Another former member expressed doubts about Dreyfus’s decision to abolish the Administrative Appeals Tribunal in the first place.

“He made it clear from the start when they came to government, that he was going to get rid of the, you know, horrible, terrible, lazy Liberals. And I think he’s basically only lost about 10 of us,” the former member said.

“And the ones he has kept, some are good members, good performing members, but some of them, yeah, okay, they never actually met their performance targets, never.”

The Saturday Paper reached out to both the Administrative Review Tribunal and the attorney-general over the concerns of the former members.

A tribunal spokesperson said tribunal appointments are a matter for government.

The Attorney-General’s Department said that the applications attracted a “large and very strong field” of candidates.

“As a result,” a spokesperson said in a statement, “there are more candidates assessed as suitable than positions.”

The department said political affiliations or connections were “not relevant” to recruitment of members and insisted all candidates, internal and external, were assessed in the same process and against the same criteria.

The department said candidates were judged by assessment panels as either suitable or not suitable and were not ranked. The panel’s report was then sent to the attorney-general to inform recommendations for an appointment.

A balance of expertise and the needs of the tribunal were among the factors that were then taken into account.

“Previous political connection was not relevant to a candidate’s assessment of suitability or eligibility for appointment,” the spokesperson said.

There were no direct responses to The Saturday Paper’s enquiry about the possibility of personal grievances or complaints playing an adverse role in the selection process for members.

The Attorney-General’s Department outlined the package of information on each suitable candidate sent to Dreyfus by an assessment panel. They include a referee report, curriculum vitae, areas of expertise, salaried or sessional availability, and the location or locations for appointment.

The package for reapplying members included caseload data as well as an internal referee report, which may have a candidate response.

The department says candidates who were assessed as suitable but still in the merit pool will remain there for six months.

Under the legislation that set up the ART, former members whose terms had not ended at the AAT but who were not reappointed are offered the equivalent of four months’ pay as compensation for the loss of office, not the usual 12 months’ pay.

In April, barrister Tony Vernier, who was representing eight former AAT members, gave evidence to the Senate Legal and Constitutional Committee that the situation was unfair and unconstitutional.

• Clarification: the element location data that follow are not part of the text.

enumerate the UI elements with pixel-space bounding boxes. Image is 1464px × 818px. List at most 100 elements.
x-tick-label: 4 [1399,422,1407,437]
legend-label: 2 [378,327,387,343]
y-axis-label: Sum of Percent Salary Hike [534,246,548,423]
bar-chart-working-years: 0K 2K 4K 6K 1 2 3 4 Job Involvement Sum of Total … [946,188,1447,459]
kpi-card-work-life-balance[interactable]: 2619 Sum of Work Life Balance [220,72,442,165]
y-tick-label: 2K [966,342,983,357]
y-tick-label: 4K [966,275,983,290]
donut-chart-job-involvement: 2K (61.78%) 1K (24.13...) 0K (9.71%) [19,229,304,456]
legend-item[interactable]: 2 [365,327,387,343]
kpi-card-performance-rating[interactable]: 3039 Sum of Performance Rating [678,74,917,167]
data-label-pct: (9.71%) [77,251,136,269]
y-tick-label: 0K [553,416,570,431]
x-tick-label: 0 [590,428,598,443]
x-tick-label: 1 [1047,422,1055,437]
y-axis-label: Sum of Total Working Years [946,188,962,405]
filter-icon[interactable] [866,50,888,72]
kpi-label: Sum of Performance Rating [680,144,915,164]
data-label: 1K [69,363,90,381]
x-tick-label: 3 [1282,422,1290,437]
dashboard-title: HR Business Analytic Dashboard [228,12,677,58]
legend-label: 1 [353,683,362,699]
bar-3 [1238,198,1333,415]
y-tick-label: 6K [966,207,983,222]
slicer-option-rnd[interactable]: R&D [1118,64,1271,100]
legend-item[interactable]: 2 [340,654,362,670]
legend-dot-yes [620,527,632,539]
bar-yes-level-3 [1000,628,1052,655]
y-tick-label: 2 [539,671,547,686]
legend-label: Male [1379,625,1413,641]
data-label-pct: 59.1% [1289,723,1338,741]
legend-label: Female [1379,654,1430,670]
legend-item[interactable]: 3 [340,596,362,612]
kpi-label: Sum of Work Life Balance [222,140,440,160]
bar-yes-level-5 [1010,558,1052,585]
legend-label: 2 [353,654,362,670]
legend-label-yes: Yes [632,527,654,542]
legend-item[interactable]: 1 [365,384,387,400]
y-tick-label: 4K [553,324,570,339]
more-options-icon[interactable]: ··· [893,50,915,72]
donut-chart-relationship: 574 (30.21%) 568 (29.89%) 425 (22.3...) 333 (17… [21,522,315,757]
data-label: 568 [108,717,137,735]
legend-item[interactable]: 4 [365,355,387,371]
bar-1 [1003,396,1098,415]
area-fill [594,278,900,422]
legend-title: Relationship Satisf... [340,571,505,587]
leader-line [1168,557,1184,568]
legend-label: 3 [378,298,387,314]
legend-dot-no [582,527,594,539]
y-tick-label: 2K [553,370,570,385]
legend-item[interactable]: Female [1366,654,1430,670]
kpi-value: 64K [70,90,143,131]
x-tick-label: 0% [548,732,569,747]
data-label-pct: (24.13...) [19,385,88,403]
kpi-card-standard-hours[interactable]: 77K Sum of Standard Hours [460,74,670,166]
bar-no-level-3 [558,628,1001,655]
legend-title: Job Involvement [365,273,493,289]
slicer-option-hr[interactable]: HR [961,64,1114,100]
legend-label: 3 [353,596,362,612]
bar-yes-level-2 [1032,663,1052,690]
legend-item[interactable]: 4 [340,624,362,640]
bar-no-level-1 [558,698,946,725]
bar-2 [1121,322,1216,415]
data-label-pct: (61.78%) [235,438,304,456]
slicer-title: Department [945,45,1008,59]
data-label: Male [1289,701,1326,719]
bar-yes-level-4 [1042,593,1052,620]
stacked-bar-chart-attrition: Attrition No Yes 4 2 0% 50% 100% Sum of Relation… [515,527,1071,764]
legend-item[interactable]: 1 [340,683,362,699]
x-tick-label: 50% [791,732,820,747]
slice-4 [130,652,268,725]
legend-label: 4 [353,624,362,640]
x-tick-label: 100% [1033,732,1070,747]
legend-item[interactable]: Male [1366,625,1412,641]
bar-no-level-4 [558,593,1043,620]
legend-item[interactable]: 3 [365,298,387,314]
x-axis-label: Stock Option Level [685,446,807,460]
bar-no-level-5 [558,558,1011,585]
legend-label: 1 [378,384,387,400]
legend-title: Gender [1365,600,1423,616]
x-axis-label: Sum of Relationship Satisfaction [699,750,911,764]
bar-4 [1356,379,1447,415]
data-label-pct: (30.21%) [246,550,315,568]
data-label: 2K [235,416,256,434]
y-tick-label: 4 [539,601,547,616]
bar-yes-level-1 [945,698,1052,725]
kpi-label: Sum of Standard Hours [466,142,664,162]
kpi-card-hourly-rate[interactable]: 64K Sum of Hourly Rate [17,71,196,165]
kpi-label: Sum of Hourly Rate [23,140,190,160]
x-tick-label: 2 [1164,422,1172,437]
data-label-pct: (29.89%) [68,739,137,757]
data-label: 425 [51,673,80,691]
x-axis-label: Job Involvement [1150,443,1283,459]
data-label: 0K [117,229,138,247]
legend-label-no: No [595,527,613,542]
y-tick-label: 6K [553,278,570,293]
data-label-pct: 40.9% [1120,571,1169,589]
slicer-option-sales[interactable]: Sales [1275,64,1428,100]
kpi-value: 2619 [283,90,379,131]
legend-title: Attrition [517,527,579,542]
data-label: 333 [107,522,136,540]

“The proposed cost saving could result in a wave of legal challenges,” Vernier warned in his submission.

“The resources that would be required by the Federal Government to defend any challenges and the legal costs that would be incurred in those legal challenges could outweigh any savings estimated by the Federal Government in the reduction of the compensation for loss of office. Any costs savings may be superficial.”

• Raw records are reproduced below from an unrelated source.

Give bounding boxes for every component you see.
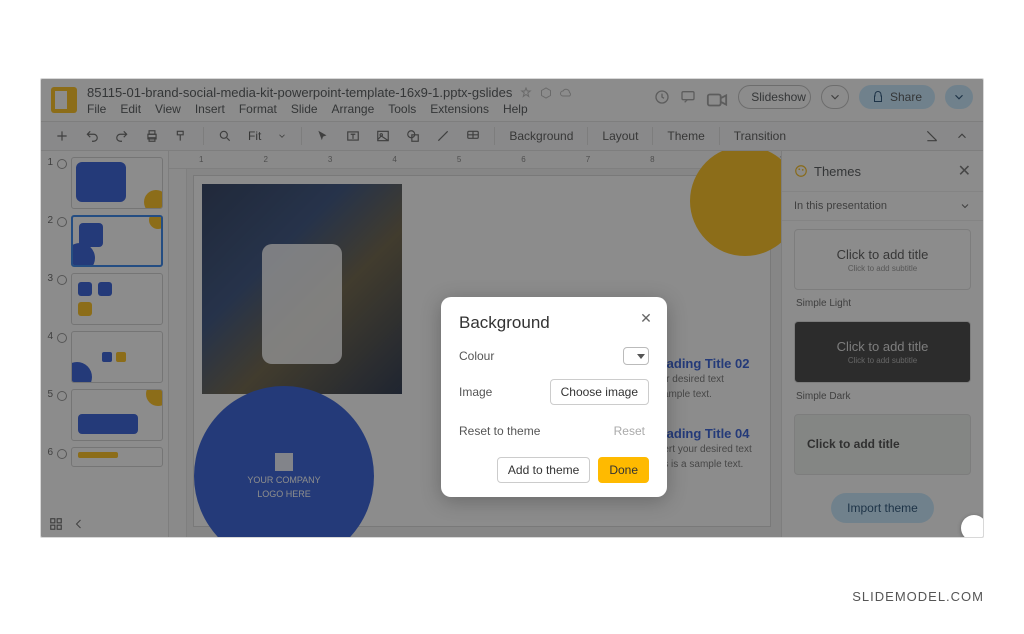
chevron-down-icon — [637, 354, 645, 359]
dialog-title: Background — [459, 313, 649, 333]
dialog-close-button[interactable]: ✕ — [639, 311, 653, 325]
watermark: SLIDEMODEL.COM — [852, 589, 984, 604]
app-window: 85115-01-brand-social-media-kit-powerpoi… — [40, 78, 984, 538]
reset-label: Reset to theme — [459, 424, 540, 438]
add-to-theme-button[interactable]: Add to theme — [497, 457, 590, 483]
reset-button[interactable]: Reset — [610, 419, 649, 443]
colour-picker[interactable] — [623, 347, 649, 365]
done-button[interactable]: Done — [598, 457, 649, 483]
background-dialog: Background ✕ Colour Image Choose image R… — [441, 297, 667, 497]
explore-fab[interactable] — [961, 515, 984, 538]
image-label: Image — [459, 385, 492, 399]
colour-label: Colour — [459, 349, 494, 363]
choose-image-button[interactable]: Choose image — [550, 379, 649, 405]
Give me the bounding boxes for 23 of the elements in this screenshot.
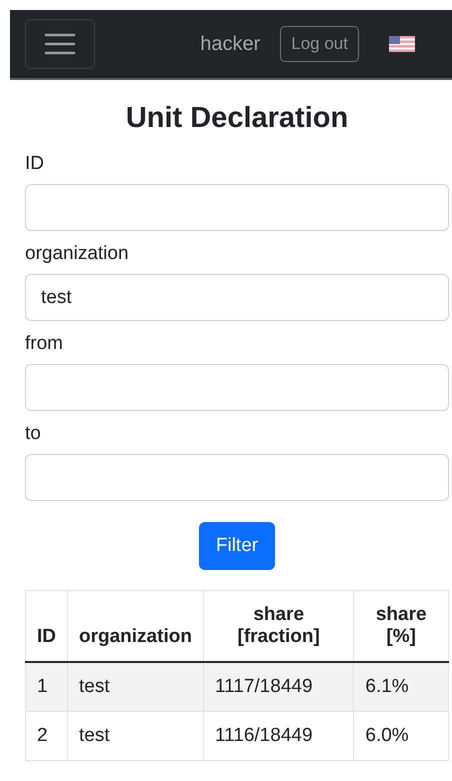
table-cell: 6.1% <box>354 662 448 712</box>
table-cell: test <box>68 712 204 760</box>
table-cell: test <box>68 662 204 712</box>
table-cell: 1 <box>26 662 68 712</box>
field-label: from <box>25 333 64 355</box>
flag-icon[interactable] <box>389 36 415 52</box>
field-label: ID <box>25 153 45 175</box>
table-cell: 1117/18449 <box>203 662 354 712</box>
input-field[interactable] <box>25 184 449 231</box>
input-field[interactable] <box>25 364 449 411</box>
username: hacker <box>200 32 260 56</box>
table-cell: 2 <box>26 712 68 760</box>
table-cell: 6.0% <box>354 712 448 760</box>
filter-button[interactable]: Filter <box>198 522 276 570</box>
input-field[interactable]: test <box>25 274 449 321</box>
page-title: Unit Declaration <box>124 102 350 135</box>
table-cell: 1116/18449 <box>203 712 354 760</box>
menu-button[interactable] <box>25 19 95 69</box>
field-label: organization <box>25 243 130 265</box>
logout-button[interactable]: Log out <box>280 26 359 62</box>
field-label: to <box>25 423 42 445</box>
menu-icon <box>43 31 77 57</box>
input-field[interactable] <box>25 454 449 501</box>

Former members accept that they are speaking out because they did not get the appointment, but they say they have legitimate questions over how the new tribunal is being formed.

“‘I’m very upset and I think I have every right to be,” one said.

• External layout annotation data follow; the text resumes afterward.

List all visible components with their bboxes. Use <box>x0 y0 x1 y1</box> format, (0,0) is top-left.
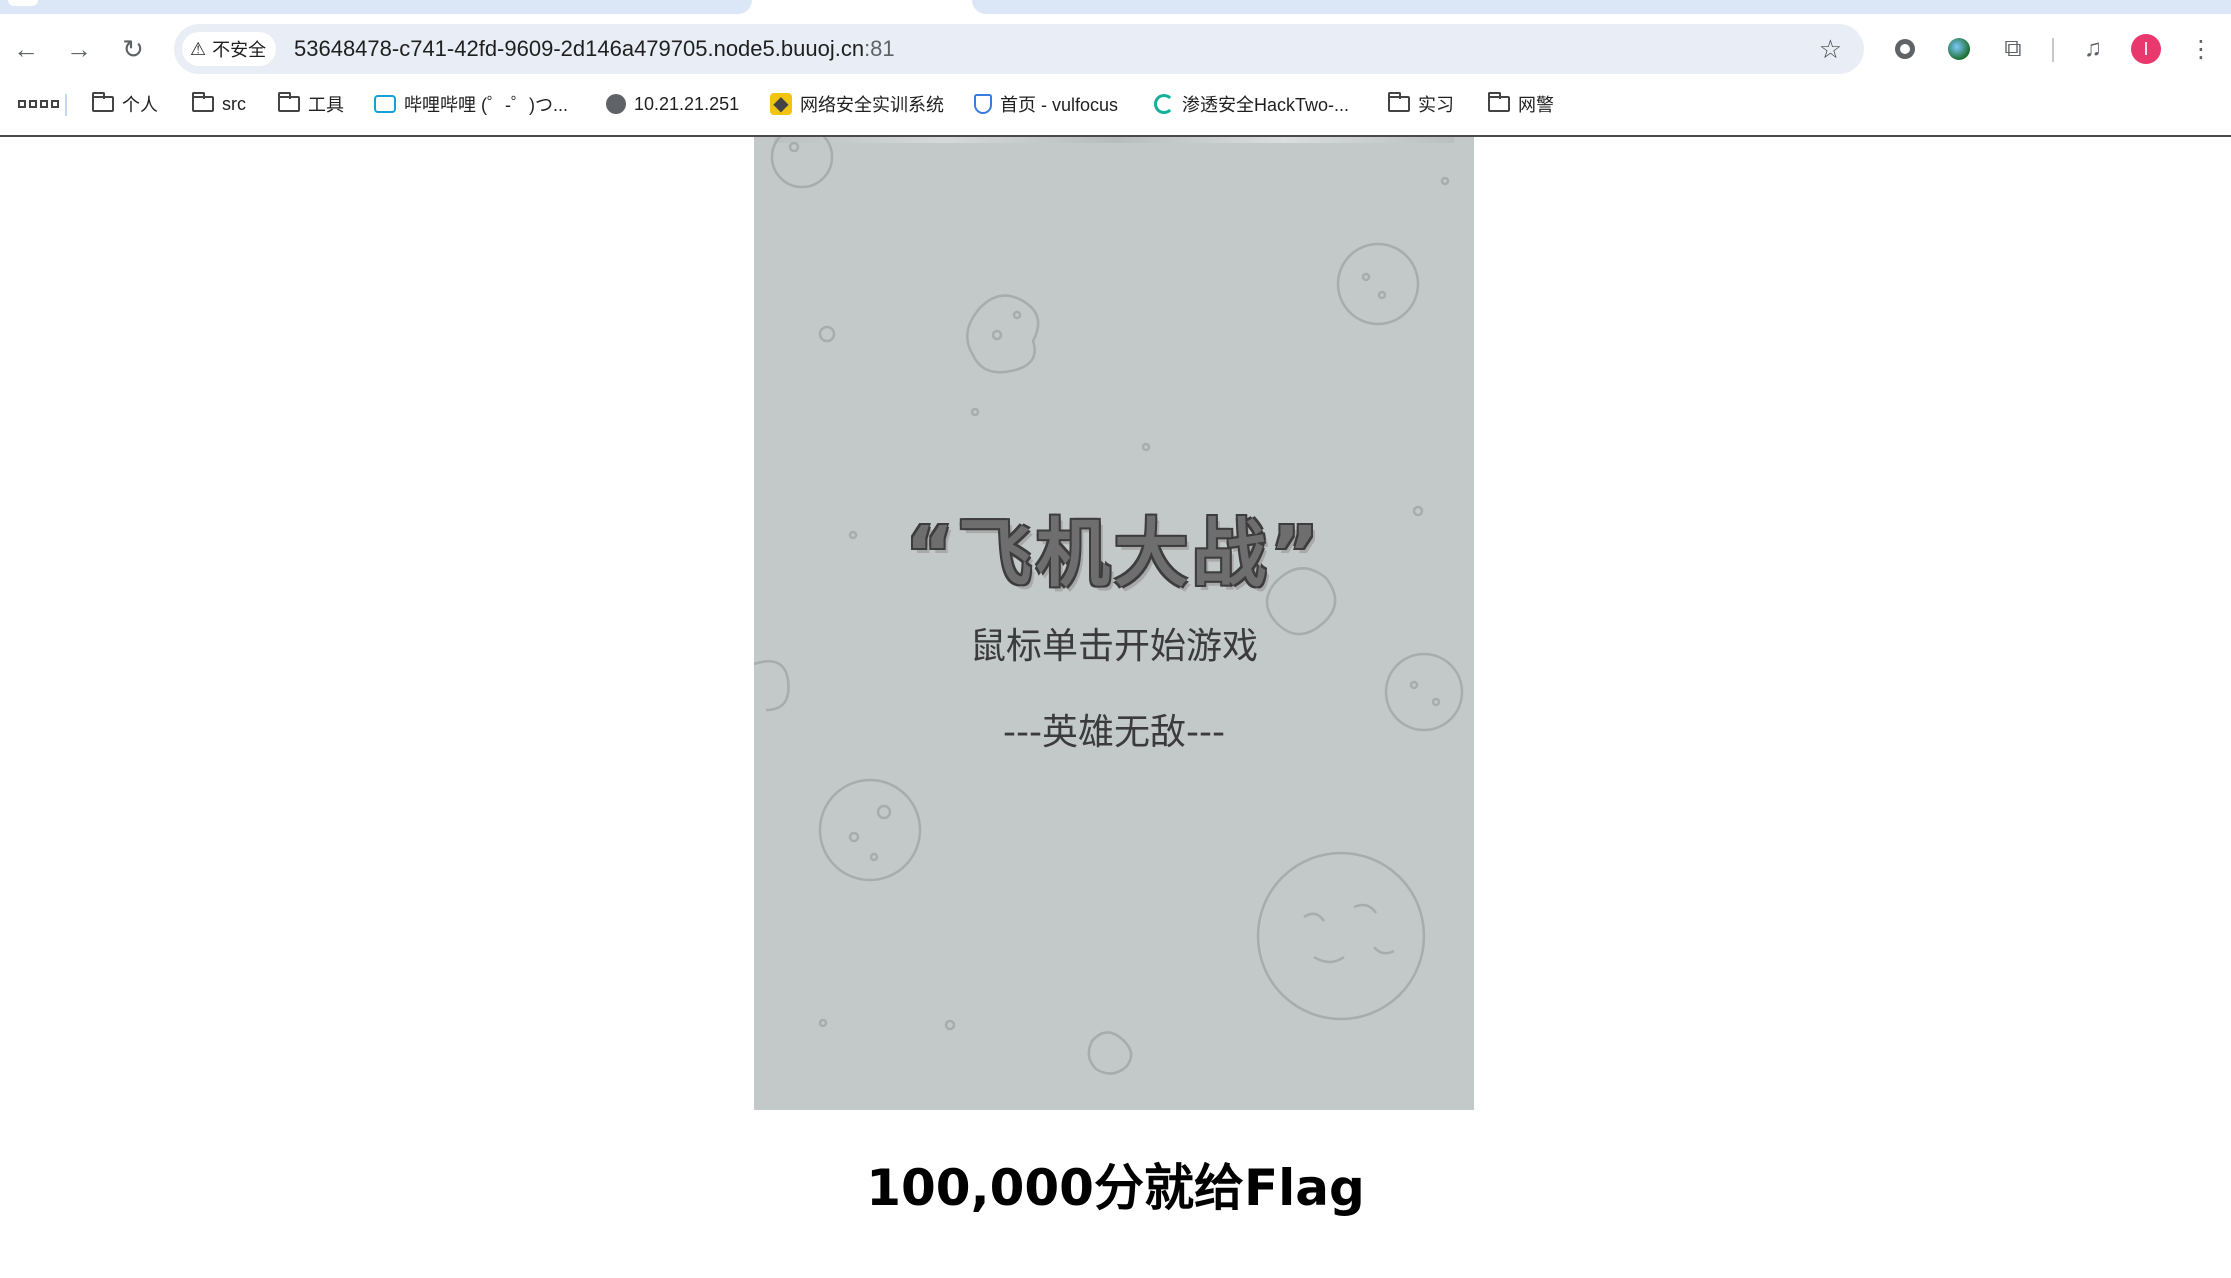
extension-globe-button[interactable] <box>1944 34 1974 64</box>
asteroid <box>818 325 836 343</box>
reload-icon: ↻ <box>122 34 144 64</box>
more-vert-icon: ⋮ <box>2189 35 2213 63</box>
browser-chrome: ← → ↻ ⚠ 不安全 53648478-c741-42fd-9609-2d14… <box>0 0 2231 137</box>
address-bar[interactable]: ⚠ 不安全 53648478-c741-42fd-9609-2d146a4797… <box>174 24 1864 74</box>
globe-icon <box>606 94 626 114</box>
back-button[interactable]: ← <box>11 34 41 64</box>
profile-avatar[interactable]: I <box>2131 34 2161 64</box>
browser-menu-button[interactable]: ⋮ <box>2186 34 2216 64</box>
toolbar-divider <box>2052 38 2054 62</box>
bookmark-label: 网警 <box>1518 95 1554 115</box>
apps-button[interactable] <box>18 88 59 120</box>
url-host: 53648478-c741-42fd-9609-2d146a479705.nod… <box>294 36 865 61</box>
tab-background-left[interactable] <box>0 0 752 14</box>
folder-icon <box>278 92 300 112</box>
security-label: 不安全 <box>212 40 267 60</box>
globe-extension-icon <box>1948 38 1970 60</box>
bookmark-label: 哔哩哔哩 (゜-゜)つ... <box>404 95 568 115</box>
bookmark-label: 工具 <box>308 95 344 115</box>
reload-button[interactable]: ↻ <box>118 34 148 64</box>
bookmark-item[interactable]: 首页 - vulfocus <box>974 88 1118 120</box>
extensions-button[interactable]: ⧉ <box>1998 34 2028 64</box>
asteroid <box>966 294 1040 374</box>
bookmarks-separator <box>65 94 67 116</box>
folder-icon <box>1388 92 1410 112</box>
playlist-icon: ♫ <box>2084 35 2102 62</box>
bookmarks-bar: 个人 src 工具 哔哩哔哩 (゜-゜)つ... 10.21.21.251 ◆ … <box>0 84 2231 124</box>
tab-strip <box>0 0 2231 14</box>
apps-grid-icon <box>18 100 59 108</box>
record-icon <box>1895 39 1915 59</box>
bookmark-label: 10.21.21.251 <box>634 93 740 114</box>
folder-icon <box>1488 92 1510 112</box>
asteroid <box>818 778 922 882</box>
bookmark-label: 个人 <box>122 95 158 115</box>
shield-icon <box>974 94 992 114</box>
bookmark-item[interactable]: 10.21.21.251 <box>606 88 739 120</box>
asteroid <box>1336 242 1420 326</box>
bilibili-icon <box>374 95 396 113</box>
bookmark-label: 首页 - vulfocus <box>1000 95 1119 115</box>
bookmark-item[interactable]: 实习 <box>1388 88 1454 120</box>
bookmark-item[interactable]: 渗透安全HackTwo-... <box>1154 88 1349 120</box>
bookmark-item[interactable]: 哔哩哔哩 (゜-゜)つ... <box>374 88 568 120</box>
bookmark-item[interactable]: src <box>192 88 246 120</box>
game-title: “飞机大战” <box>905 511 1323 597</box>
folder-icon <box>92 92 114 112</box>
start-game-hint[interactable]: 鼠标单击开始游戏 <box>754 617 1474 669</box>
spinner-icon <box>1154 94 1174 114</box>
tab-background-right[interactable] <box>972 0 2231 14</box>
url-port: :81 <box>864 36 895 61</box>
bookmark-item[interactable]: 工具 <box>278 88 344 120</box>
bookmark-item[interactable]: 网警 <box>1488 88 1554 120</box>
bookmark-label: 实习 <box>1418 95 1454 115</box>
navigation-bar: ← → ↻ ⚠ 不安全 53648478-c741-42fd-9609-2d14… <box>0 20 2231 78</box>
puzzle-icon: ⧉ <box>2004 35 2022 62</box>
game-canvas[interactable]: “飞机大战” 鼠标单击开始游戏 ---英雄无敌--- <box>754 137 1474 1110</box>
bookmark-star-button[interactable]: ☆ <box>1819 34 1842 65</box>
bookmark-label: 网络安全实训系统 <box>800 95 944 115</box>
warning-icon: ⚠ <box>190 38 207 59</box>
game-mode-label: ---英雄无敌--- <box>1003 712 1225 753</box>
asteroid <box>1087 1031 1133 1075</box>
media-control-button[interactable]: ♫ <box>2078 34 2108 64</box>
bookmark-item[interactable]: ◆ 网络安全实训系统 <box>770 88 944 120</box>
bookmark-item[interactable]: 个人 <box>92 88 158 120</box>
asteroid <box>1256 851 1426 1021</box>
star-icon: ☆ <box>1818 34 1842 64</box>
folder-icon <box>192 92 214 112</box>
forward-button[interactable]: → <box>64 34 94 64</box>
bookmark-label: src <box>222 93 246 114</box>
extension-record-button[interactable] <box>1890 34 1920 64</box>
arrow-right-icon: → <box>66 34 92 64</box>
flag-heading: 100,000分就给Flag <box>866 1159 1365 1217</box>
arrow-left-icon: ← <box>13 34 39 64</box>
security-indicator[interactable]: ⚠ 不安全 <box>182 32 277 66</box>
asteroid <box>770 137 834 189</box>
yellow-site-icon: ◆ <box>770 93 792 115</box>
url-text[interactable]: 53648478-c741-42fd-9609-2d146a479705.nod… <box>294 24 895 74</box>
bookmark-label: 渗透安全HackTwo-... <box>1182 95 1350 115</box>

“How can any government organisation argue that a committee found me to be suitable and found many other people to be suitable to be appointed, yet the government saw it fit not to give us anything whatsoever and to boot us out of legitimate and lawfully appointed roles.

“They may not like the way it was done, but tough titty. That’s the way it is. They have done exactly the same, hidden behind a merit-based process.” 

This piece was modified on October 19, 2024, to make clear that Ann Duffield was added to the merit pool.